Pesquisa com mais de 14 mil pessoas fisicamente ativas indica que exercícios intensos perto da hora de dormir podem atrasar o sono, reduzir sua duração e prejudicar a recuperação noturna
Treinar à noite não é, por si só, um problema. Em muitos
casos, a questão está na intensidade do exercício e na proximidade entre o fim
do treino e a hora de dormir.
Um estudo recente analisou dados de 14.689 adultos
fisicamente ativos ao longo de um ano e encontrou uma relação consistente entre
exercício noturno mais intenso e pior desempenho do sono na mesma noite. Quanto
mais tarde o treino terminava e quanto maior era a carga fisiológica, maiores
eram as chances de atraso para pegar no sono, redução da duração do descanso,
piora da qualidade do sono, aumento da frequência cardíaca noturna e queda da
variabilidade da frequência cardíaca, um marcador importante de recuperação do
organismo.
Na prática, isso ajuda a responder uma dúvida comum de
quem tenta encaixar o treino em uma rotina corrida: treinos muito intensos,
feitos perto da hora de dormir, podem sim atrapalhar o sono.

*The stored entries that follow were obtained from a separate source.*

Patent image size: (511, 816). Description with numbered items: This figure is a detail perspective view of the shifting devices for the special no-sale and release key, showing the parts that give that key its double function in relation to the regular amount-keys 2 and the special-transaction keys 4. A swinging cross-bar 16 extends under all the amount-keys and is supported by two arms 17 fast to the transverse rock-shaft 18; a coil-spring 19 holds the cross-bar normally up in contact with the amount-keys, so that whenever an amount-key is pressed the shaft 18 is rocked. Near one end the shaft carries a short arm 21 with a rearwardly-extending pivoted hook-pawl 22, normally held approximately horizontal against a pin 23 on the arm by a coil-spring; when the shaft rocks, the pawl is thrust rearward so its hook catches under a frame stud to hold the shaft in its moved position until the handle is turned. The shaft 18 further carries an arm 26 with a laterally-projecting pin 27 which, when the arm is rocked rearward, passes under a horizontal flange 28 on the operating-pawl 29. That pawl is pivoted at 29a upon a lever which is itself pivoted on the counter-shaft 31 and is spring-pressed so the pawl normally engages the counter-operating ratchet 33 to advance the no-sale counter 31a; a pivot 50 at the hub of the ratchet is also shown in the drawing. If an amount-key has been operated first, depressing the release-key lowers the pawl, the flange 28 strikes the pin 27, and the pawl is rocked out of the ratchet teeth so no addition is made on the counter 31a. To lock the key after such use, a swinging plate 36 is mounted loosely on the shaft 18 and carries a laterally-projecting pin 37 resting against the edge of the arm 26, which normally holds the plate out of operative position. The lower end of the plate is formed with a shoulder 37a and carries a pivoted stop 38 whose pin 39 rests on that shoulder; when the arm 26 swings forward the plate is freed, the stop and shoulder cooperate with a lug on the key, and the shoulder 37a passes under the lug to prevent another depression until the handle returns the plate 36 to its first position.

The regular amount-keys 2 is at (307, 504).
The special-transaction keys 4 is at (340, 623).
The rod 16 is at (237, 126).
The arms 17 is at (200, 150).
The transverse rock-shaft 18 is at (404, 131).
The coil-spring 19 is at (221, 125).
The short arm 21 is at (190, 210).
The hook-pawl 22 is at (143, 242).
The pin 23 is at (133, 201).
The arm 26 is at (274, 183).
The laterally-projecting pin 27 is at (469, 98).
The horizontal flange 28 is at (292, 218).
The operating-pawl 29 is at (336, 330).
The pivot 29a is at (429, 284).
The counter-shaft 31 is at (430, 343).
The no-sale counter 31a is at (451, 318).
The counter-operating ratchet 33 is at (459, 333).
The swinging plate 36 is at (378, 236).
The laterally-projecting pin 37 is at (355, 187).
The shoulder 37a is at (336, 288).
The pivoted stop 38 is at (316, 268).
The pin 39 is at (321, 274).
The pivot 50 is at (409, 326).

Para Anderson Moraes, preparador físico e sócio da
academia Seven7Play, o estudo ajuda a colocar em evidência algo que muitos
alunos já sentem no dia a dia, mas nem sempre conseguem identificar com
clareza.
“Muita gente acha que o simples fato de treinar à noite
vai prejudicar o sono, mas não é tão automático assim. O que pesa bastante é o
tipo de treino, a intensidade e o horário em que ele termina. Quando a pessoa
faz uma sessão muito pesada e vai para a cama logo em seguida, o corpo ainda
está acelerado. Além disso, o que também tem impacto é o que a pessoa consome
no pré-treino. Alimentos à base de cafeína tendem a manter a pessoa em alerta
por mais tempo, e isso também interfere no sono”, afirma.

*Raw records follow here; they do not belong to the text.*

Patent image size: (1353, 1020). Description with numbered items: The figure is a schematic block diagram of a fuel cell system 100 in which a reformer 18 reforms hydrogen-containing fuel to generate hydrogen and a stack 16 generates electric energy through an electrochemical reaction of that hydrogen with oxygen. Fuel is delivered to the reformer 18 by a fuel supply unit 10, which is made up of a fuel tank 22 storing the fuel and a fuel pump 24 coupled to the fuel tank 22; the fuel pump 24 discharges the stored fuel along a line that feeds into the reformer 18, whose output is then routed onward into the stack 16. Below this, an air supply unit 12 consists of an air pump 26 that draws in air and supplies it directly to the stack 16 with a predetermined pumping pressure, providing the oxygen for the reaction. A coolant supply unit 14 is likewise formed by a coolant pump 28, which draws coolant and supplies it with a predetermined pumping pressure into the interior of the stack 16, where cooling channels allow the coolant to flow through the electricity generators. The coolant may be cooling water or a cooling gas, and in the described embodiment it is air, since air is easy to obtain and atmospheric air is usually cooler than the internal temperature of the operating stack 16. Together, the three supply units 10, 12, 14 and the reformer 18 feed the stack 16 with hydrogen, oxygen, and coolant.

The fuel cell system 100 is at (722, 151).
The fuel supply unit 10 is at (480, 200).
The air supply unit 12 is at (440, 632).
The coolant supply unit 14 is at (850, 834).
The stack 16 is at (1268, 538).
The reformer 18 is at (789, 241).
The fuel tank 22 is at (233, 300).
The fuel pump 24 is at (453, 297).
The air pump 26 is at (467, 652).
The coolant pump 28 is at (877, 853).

O estudo não afirma que toda atividade física noturna
seja ruim. Pelo contrário. Os dados indicam que o impacto negativo tende a
diminuir quando o exercício termina com pelo menos quatro horas de antecedência
em relação ao início do sono. Além disso, atividades mais leves nesse intervalo
costumam ser melhor toleradas pelo organismo.
Segundo Anderson, isso faz sentido também na prática do
treinamento. “Em um treino mais intenso, a frequência cardíaca sobe mais, a
temperatura corporal se mantém elevada por um tempo e o estado de alerta também
demora mais para baixar. Para quem já tem dificuldade para dormir, esse combo
pode atrapalhar bastante a recuperação”, explica.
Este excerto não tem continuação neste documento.